O dólar cai 5,70% em fevereiro e 10,23% no acumulado de 2022, dando ao real o melhor desempenho em ambos os períodos.

Segundo analistas, a taxa de câmbio segue se livrando de parte do prêmio de risco nela embutido, à medida que investidores veem mais valor no real devido ao juro elevado, que aguentaria o “desaforo” de incertezas outras, e à alta das commodities.

O IPCA-15 de fevereiro divulgado mais cedo veio mais alto que o esperado e endossou apostas em uma Selic mais elevada, o que poderia aumentar os já altos retornos de contratos de real, que estão em cerca de 12% na medida de um ano.

A título de comparação, a taxa de um ano para o peso chileno –que também tem sido destaque neste ano por motivos semelhantes ao do real, com alta de 7,7% no período, segundo melhor desempenho global– estava em 7,1%.

“O real é uma das moedas que mais teve descolamento em relação a seus termos de troca, ao seu balanço externo”, disse André Digiacomo, estrategista de juros e moedas para a América Latina do BNP Paribas.

“Sempre acreditamos que essa quebra (de correlação) nunca foi estrutural, mas que seria um movimento defasado.
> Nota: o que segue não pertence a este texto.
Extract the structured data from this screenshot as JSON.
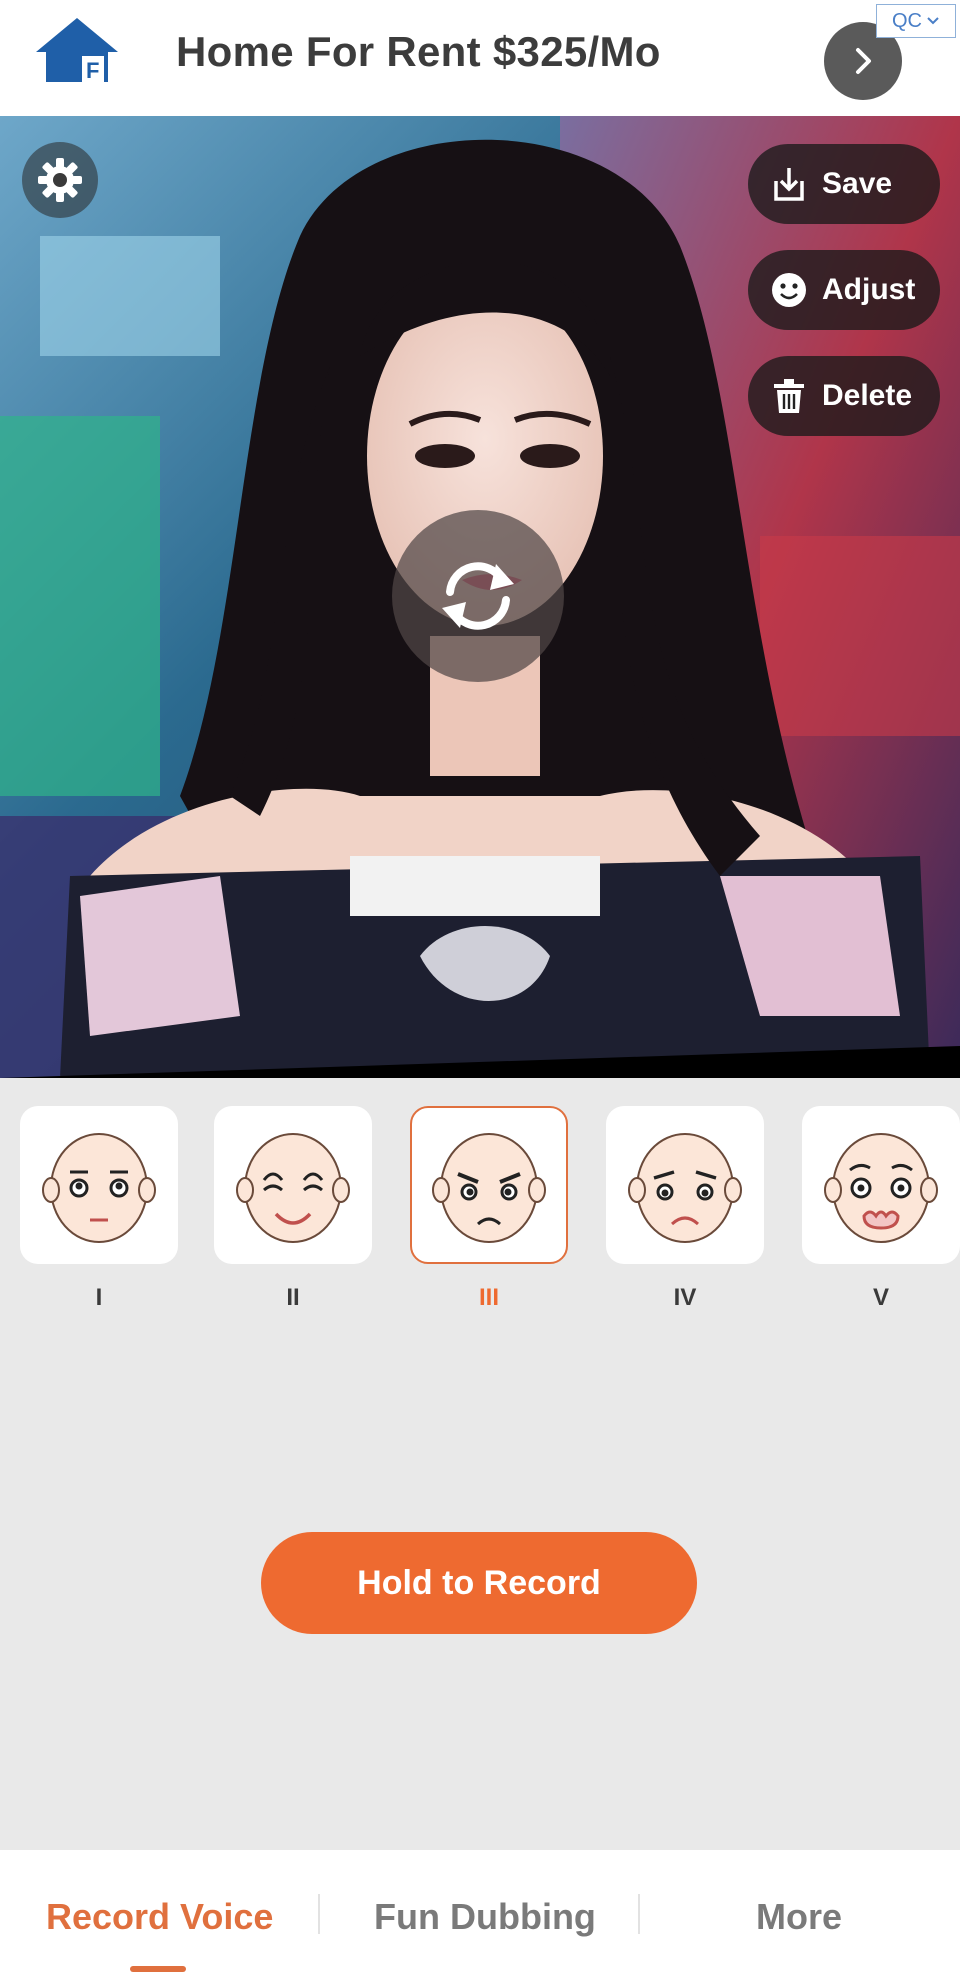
{
  "ad": {
    "title": "Home For Rent $325/Mo",
    "badge": "QC",
    "logo_icon": "house-logo-icon",
    "next_icon": "chevron-right-icon"
  },
  "photo_tools": {
    "settings_icon": "gear-icon",
    "save_label": "Save",
    "adjust_label": "Adjust",
    "delete_label": "Delete",
    "rotate_icon": "refresh-icon"
  },
  "faces": [
    {
      "label": "I",
      "expression": "neutral",
      "selected": false
    },
    {
      "label": "II",
      "expression": "happy",
      "selected": false
    },
    {
      "label": "III",
      "expression": "angry",
      "selected": true
    },
    {
      "label": "IV",
      "expression": "sad",
      "selected": false
    },
    {
      "label": "V",
      "expression": "shocked",
      "selected": false
    }
  ],
  "record_button": "Hold to Record",
  "tabs": [
    {
      "label": "Record Voice",
      "active": true
    },
    {
      "label": "Fun Dubbing",
      "active": false
    },
    {
      "label": "More",
      "active": false
    }
  ],
  "colors": {
    "accent": "#ee6a30",
    "tab_active": "#e0703e",
    "background": "#e9e9e9"
  }
}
Em algum momento veríamos esse descolamento desaparecer e o real voltar a performar em linha com seu balanço externo… Isso está voltando a acontecer agora”, completou.

E o câmbio ainda teria “gordura para queimar”, considerando a taxa de 4,50 reais vista como de equilíbrio no modelo de longo prazo do BNP Paribas.

A taxa de 4,50 reais é compartilhada pelo Instituto de Finanças Internacionais (IIF, na sigla em inglês), que vê espaço para mais fluxo de investimento estrangeiro direto no país (IDP) e coloca o real ainda como a moeda latino-americana mais desvalorizada.

Dados do Banco Central divulgados mais cedo mostraram que o IDP somou 4,709 bilhões de dólares em janeiro, acima dos 3,478 bilhões de dólares esperados pelo mercado.

Pelos dados da B3, o fluxo líquido do investidor estrangeiro na bolsa está positivo em 24,3 bilhões de reais em fevereiro, elevando o total em 2022 para 56,8 bilhões de reais.

E números para a movimentação do câmbio contratado apontam ingresso líquido de 5,200 bilhões de dólares neste mês até dia 18 –acima dos 4,539 bilhões de dólares do mesmo período do ano passado. No ano, são 6,692 bilhões de dólares em dinheiro novo.

AJUSTE À VISTA?

Porém, com a rápida queda do dólar –a moeda perde 12,42% desde a máxima de 5,7128 reais de 5 de janeiro deste ano–, o real pode agora estar caro, pelo menos de acordo com o modelo de curto prazo do BNP Paribas, que indica taxa de câmbio “justa” de 5,30 reais por dólar.

De acordo com o estrategista do banco francês, se os investidores estrangeiros parecem mais otimistas com a taxa de câmbio, os locais vão na direção contrária e estão se tornando “cada vez mais pessimistas”.

“Há, enquanto isso, um aumento de posições negativas (no real). O risco é assimétrico”, disse Digiacomo, referindo-se à percepção de mais chances de alta do dólar, com a moeda nos patamares atuais, do que de queda.

Pelo menos dois indicadores de análise técnica acenderam o sinal de alerta.

Uma medida de quão rápidos estão os movimentos da taxa de câmbio em relação a suas médias atingiu um nível extremo nesta quarta-feira, voltando a patamares de uma década atrás.

E uma medida da demanda por opções de compra de dólar (“calls”) em relação a opções de venda (“puts”) voltou a subir nesta sessão, aproximando-se de uma máxima desde setembro do ano passado. Na prática, isso mostra maior posicionamento do mercado em prol de uma correção para cima na cotação do dólar.